Not everyone has an efficiency professional in their family, but we all feel it when the price of oil goes up. No. 2 heating oil rises in price at an average rate of 10 percent per year. The federal government predicts that consumers will need 19 percent more heating oil this year compared with last winter, due to more intense winter conditions. At the same time, the Low-Income Home Energy Assistance Program has been cut by 10 percent this year.
Maine’s building stock is the oldest in the country, and we waste an astonishing amount of heating fuel. This isn’t academic for me. I see it on roofs when I drive to work. Snowmelt patterns and ice dams don’t form over correctly insulated attics. When I step into a building, I study the drafts and notice where cobwebs (a sign of air movement) have been spun. And my customers feel the difference when my crew is done and the home is warmer and more comfortable.
My company has upgraded the efficiency of 400 buildings with an average savings of $900 per year. Our customers typically see a 15- to 30-percent (per year) return on their investment because of these savings. We exist because the vast majority of Maine’s buildings (including a half a million homes) waste 20-50 percent of their heating fuel every year.
It boggles my mind that Augusta hasn’t stepped up investment in efficiency incentives, designed to help people afford weatherization upgrades. Wasted heat siphons hundreds of millions of dollars from the local economy each year — money that could be used to boost the savings and buying power of Maine households. Further, energy efficiency projects require local workers. In four short years, I’ve grown my company from three to 20 people. I even enticed my sister’s family back home, overcoming the trend most young Mainers face.

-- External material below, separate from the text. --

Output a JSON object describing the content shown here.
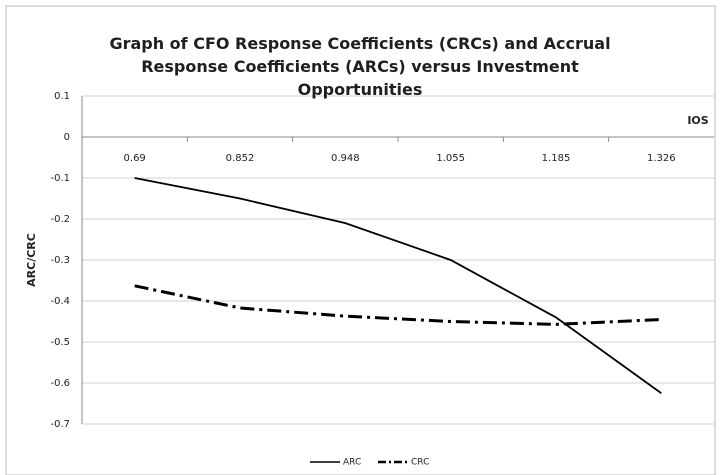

The majority of our elderly cannot afford the upfront cost of a weatherization upgrade. When Maine provided rebates through the federal stimulus package, homeowners signed up by the thousands to weatherize their homes. But the incentives have largely evaporated. Efficiency Maine still has an excellent loan program, but it’s not enough. There needs to be a carrot to spark the market again. Strategic investment in efficiency is the most intelligent way to protect our elderly from winter’s bite, while creating jobs and redirecting millions of dollars back into our local economy.
My folks were lucky. But what about the hundreds of thousands that I can’t afford to help?
It’s time for Augusta to wake up, invest in efficiency and bring our elders in from the cold once and for all.
Joshua Wojcik is the president of Upright Frameworks, a family-owned construction and weatherization company based in Wilton.